Namun, pada akhirnya, Taira menjebak Tametomo di sebuah rumah. Di tempat itu, sang samurai kemudian melakukan bunuh diri terhormat. Ia membelah perutnya sambil berdiri dengan punggung bersandar pada pilar. Tindakannya kelak diikuti oleh para samurai di Kekaisaran Jepang.

Bagaimana seppuku dilakukan?

Bila samurai tidak berada di medan perang atau ditawan musuh, seppuku dilakukan dengan ritual tertentu.

Samurai yang berniat bunuh diri harus memiliki waktu dan tanggal yang ditetapkan untuk tindakan tersebut.
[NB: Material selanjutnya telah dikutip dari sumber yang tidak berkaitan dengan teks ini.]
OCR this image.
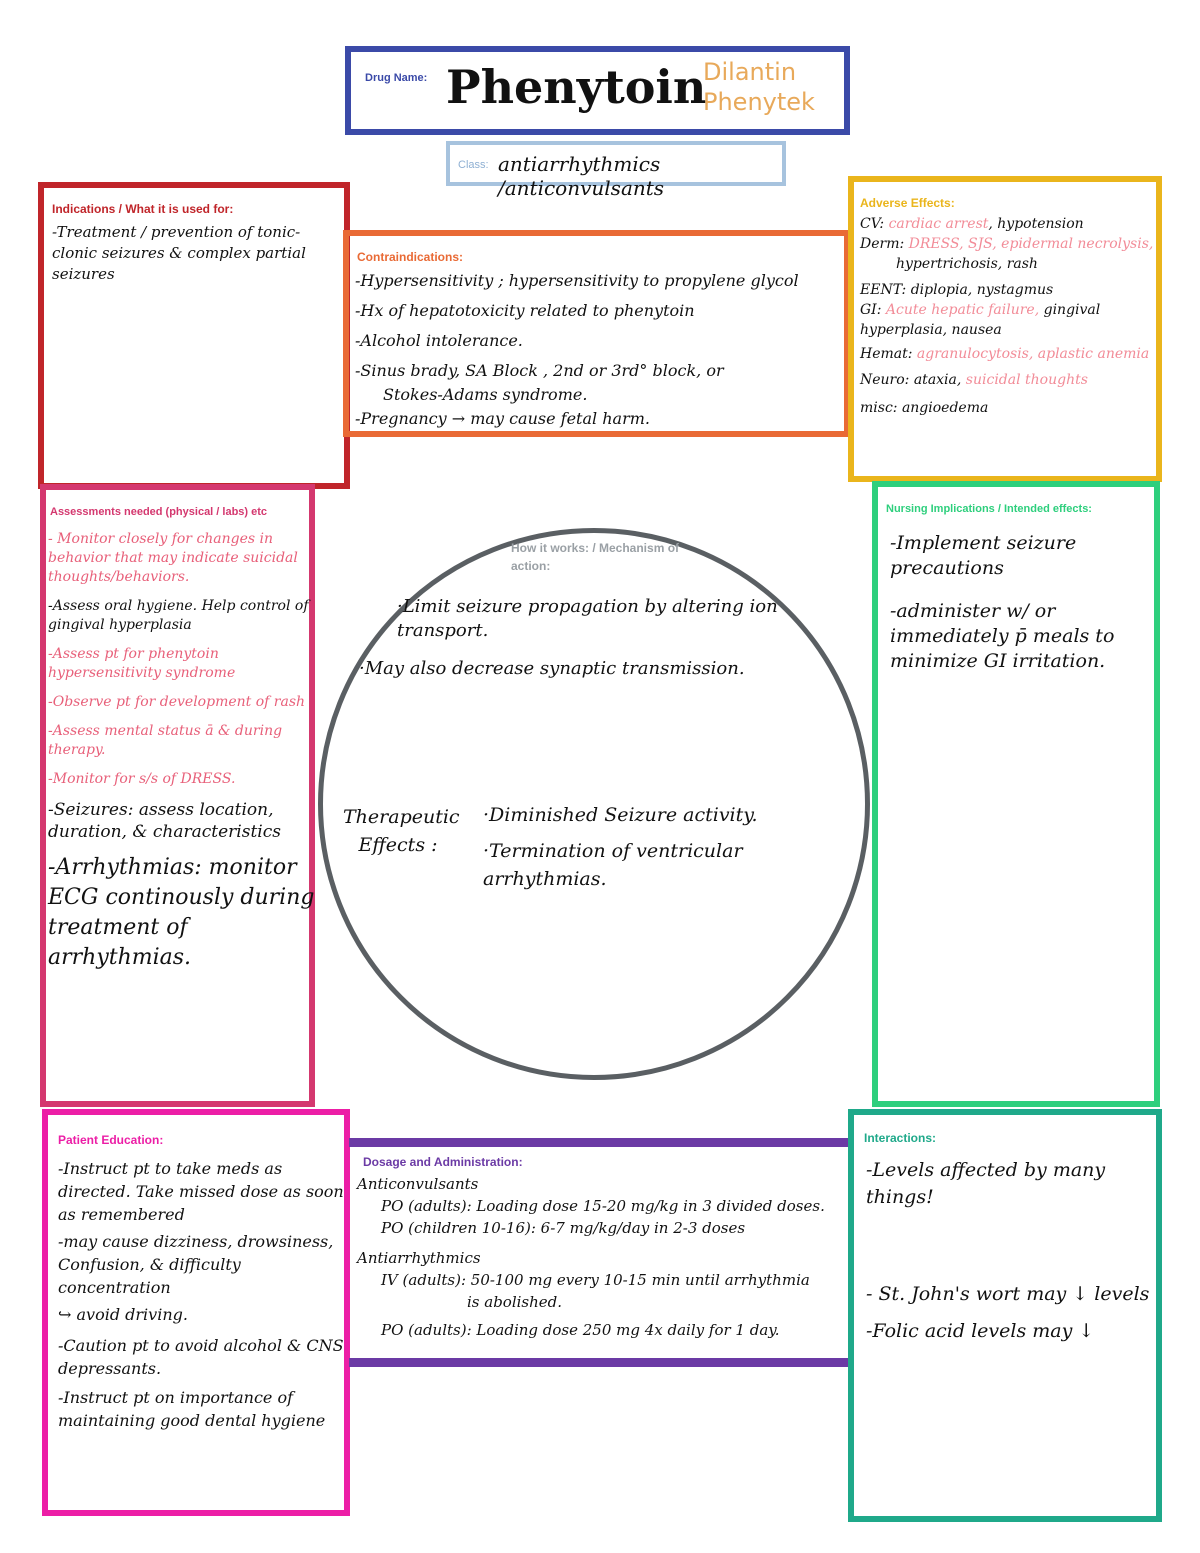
Drug Name: Phenytoin
Dilantin
Phenytek
Class: antiarrhythmics /anticonvulsants
Indications / What it is used for:

-Treatment / prevention of tonic-clonic seizures & complex partial seizures

Contraindications:

-Hypersensitivity ; hypersensitivity to propylene glycol

-Hx of hepatotoxicity related to phenytoin

-Alcohol intolerance.

-Sinus brady, SA Block , 2nd or 3rd° block, or

Stokes-Adams syndrome.

-Pregnancy → may cause fetal harm.

Adverse Effects:

CV: cardiac arrest, hypotension

Derm: DRESS, SJS, epidermal necrolysis,
hypertrichosis, rash

EENT: diplopia, nystagmus

GI: Acute hepatic failure, gingival hyperplasia, nausea

Hemat: agranulocytosis, aplastic anemia

Neuro: ataxia, suicidal thoughts

misc: angioedema

Assessments needed (physical / labs) etc

- Monitor closely for changes in behavior that may indicate suicidal thoughts/behaviors.

-Assess oral hygiene. Help control of gingival hyperplasia

-Assess pt for phenytoin hypersensitivity syndrome

-Observe pt for development of rash

-Assess mental status ā & during therapy.

-Monitor for s/s of DRESS.

-Seizures: assess location, duration, & characteristics

-Arrhythmias: monitor ECG continously during treatment of arrhythmias.

How it works: / Mechanism of action:

·Limit seizure propagation by altering ion transport.

·May also decrease synaptic transmission.

Therapeutic Effects :

·Diminished Seizure activity.

·Termination of ventricular arrhythmias.

Nursing Implications / Intended effects:

-Implement seizure precautions

-administer w/ or immediately p̄ meals to minimize GI irritation.

Patient Education:

-Instruct pt to take meds as directed. Take missed dose as soon as remembered

-may cause dizziness, drowsiness, Confusion, & difficulty concentration

↪ avoid driving.

-Caution pt to avoid alcohol & CNS depressants.

-Instruct pt on importance of maintaining good dental hygiene

Dosage and Administration:

Anticonvulsants

PO (adults): Loading dose 15-20 mg/kg in 3 divided doses.

PO (children 10-16): 6-7 mg/kg/day in 2-3 doses

Antiarrhythmics

IV (adults): 50-100 mg every 10-15 min until arrhythmia

is abolished.

PO (adults): Loading dose 250 mg 4x daily for 1 day.

Interactions:

-Levels affected by many things!

- St. John's wort may ↓ levels

-Folic acid levels may ↓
Setelah mengetahui tempat dan tanggal, persiapan dapat dilakukan.

Sekotak sutra akan diletakkan di atas tanah, di mana samurai akan berlutut di seiza dengan tanto diletakkan di depannya. Tanto adalah belati pendek yang dikenakan bersama dengan katana dan wakizashi.

“Samurai akan membuat puisi kematian yang ditinggalkan untuk anak cucu,” tulis Michael Smathers di laman The Collector.

Ia kemudian akan membuka kerah kimononya untuk memperlihatkan perutnya sambil menggenggam tanto pada bilahnya. Sang samurai kemudian menusukkannya ke perutnya dengan ujung ke atas.

Bagaimana seppuku berlangsung pada titik ini bergantung pada ketabahan samurai yang bersangkutan. Dia harus menanggung penderitaan selama mungkin tanpa merusak ketenangan.

Ketika penderitaan menjadi tak tertahankan, kaishakunin akan memotong leher hingga hampir memenggal kepala samurai itu. Kata hampir menunjukkan kontrol luka dan mencegah kepala yang terpenggal menumpahkan darah ke tanah.

“Dalam kepercayaan Shinto, setiap bagian tanah yang tersentuh darah atau mayat dianggap najis,” Smathers menambahkan lagi.

Jika pemotongan leher tidak terjadi setelah tusukan pertama, samurai akan menarik tanto melewati perutnya. Ia kemudian membuat potongan vertikal kedua hingga ke jantung.

Ditunjuk sebagai kaishakunin dianggap sebagai tanggung jawab yang serius. Kegagalan untuk melakukannya dengan benar merupakan hal yang memalukan.

Seppuku dianggap sebagai rahmat di medan perang. Itu kesempatan bagi samurai Kekaisaran Jepang untuk mati dengan cara mereka sendiri jika pertempuran tidak menguntungkan mereka.